When it comes to the longstanding nursing shortage in the United States, researchers have good news and bad news. The good news is that the nursing shortage is over, with the economic forces of the recession mainly accounting for this positive trend. The bad news is that this trend is temporary.
A recent report published in The New England Journal of Medicine identifies and analyzes both trends. According to researchers, the healthcare industry is countercyclical in terms of employment. This means that job gains occur faster in recessions than during more prosperous times. For example, during the 18-month recession that began in December 2007, the national economy lost 7.5 million jobs. The healthcare industry gained 428,000 jobs, hiring about 243,000 full-time registered nurses in hospitals alone.
Several recession-related factors may account for this increase in hiring, which is the largest in any two-year span in the past 40 years:
- When financial times are hard, the demand for healthcare continues.
- Personal or family economic uncertainties persuade nurses to fill existing job vacancies.
- Fewer alternative job opportunities make nursing positions even more attractive when nurses face financial uncertainties.
- About 7 out of 10 nurses are married women. Many of them may return to work—or switch from part-time to full-time nursing—to shore up their household income and financial security.
The Ying and the Yang
The Congressional Budget Office predicts that by 2017 the U.S. unemployment rate will drop to 5.2%. With that and health care’s countercyclical nature in mind, analysts foresee that many nurses who joined the workforce during the recession will leave their jobs when the economy recovers, causing the nursing shortage to resurface.
To help employers anticipate how many nurses may choose to leave the workforce, analysts developed a model based on the annual unemployment rate and the size of the nursing workforce for the past 40 years. They found that a high unemployment rate was associated with a larger-than-expected nurse workforce. In other words, the nurse supply increased more than expected when the unemployment rate rose and decreased more than expected when the rate fell. Specifically, a 1% increase in unemployment was linked to a 1.2% increase in the nurse workforce.
In recent years, the relationship was even more striking. Between 2005 and 2010, the number of full-time nurses increased by 386,000. Based on the model, more than one-third of this increase was due to the 4.5% increase in national unemployment—from 5.1% to 9.6%. Based on the model, this rise in the nurse workforce is probably a temporary bubble that will deflate in the next few years.
If the unemployment rate falls to 6.1% by 2015, as economists expect, about 118,000 full-time nurses will likely leave the workforce. On top of this, a wave of baby-boomer nurses is expected to retire, further reducing the workforce. The analysts’ model suggests that between 2010 and 2015, the growth of the nurse workforce will be the smallest five-year expansion than that of any five-year period in the past 40 years.

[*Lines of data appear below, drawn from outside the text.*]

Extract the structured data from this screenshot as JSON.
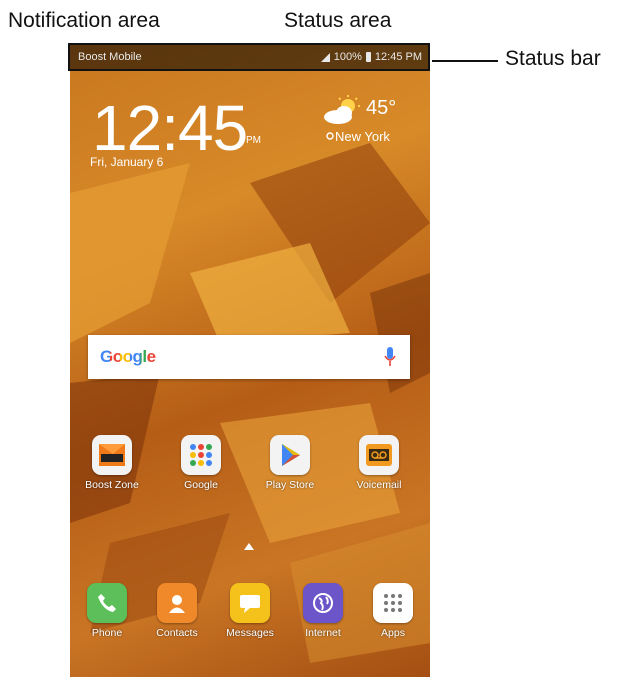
{
  "callouts": {
    "notification_area": "Notification area",
    "status_area": "Status area",
    "status_bar": "Status bar"
  },
  "status_bar": {
    "carrier": "Boost Mobile",
    "battery": "100%",
    "time": "12:45 PM"
  },
  "lock_widget": {
    "clock": "12:45",
    "ampm": "PM",
    "date": "Fri, January 6",
    "temperature": "45°",
    "city": "New York"
  },
  "search": {
    "logo": "Google"
  },
  "home_apps": [
    {
      "label": "Boost Zone",
      "icon": "boost-zone-icon"
    },
    {
      "label": "Google",
      "icon": "google-folder-icon"
    },
    {
      "label": "Play Store",
      "icon": "play-store-icon"
    },
    {
      "label": "Voicemail",
      "icon": "voicemail-icon"
    }
  ],
  "dock_apps": [
    {
      "label": "Phone",
      "icon": "phone-icon"
    },
    {
      "label": "Contacts",
      "icon": "contacts-icon"
    },
    {
      "label": "Messages",
      "icon": "messages-icon"
    },
    {
      "label": "Internet",
      "icon": "internet-icon"
    },
    {
      "label": "Apps",
      "icon": "apps-grid-icon"
    }
  ],
  "colors": {
    "wallpaper": "#c8761f",
    "phone_green": "#5cbf5a",
    "contacts_orange": "#f0892a",
    "messages_yellow": "#f4c21a",
    "internet_purple": "#6b55c9"
  }
}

As a result of the Affordable Care Act, 32 million more Americans are expected to obtain health insurance coverage by 2015, boosting the demand for health care. Although the number of new nurses entering the field increased dramatically in the past decade, the actual effect on the size of the nurse workforce may not be felt until after 2020. So the growing demand for nurses is likely to outpace the growth in the workforce, again leading to a nursing shortage in the near future. Based on these findings, analysts recommend that policymakers begin planning now to counter the post-recession nursing shortage and to use incoming and outgoing nurses as efficiently as possible.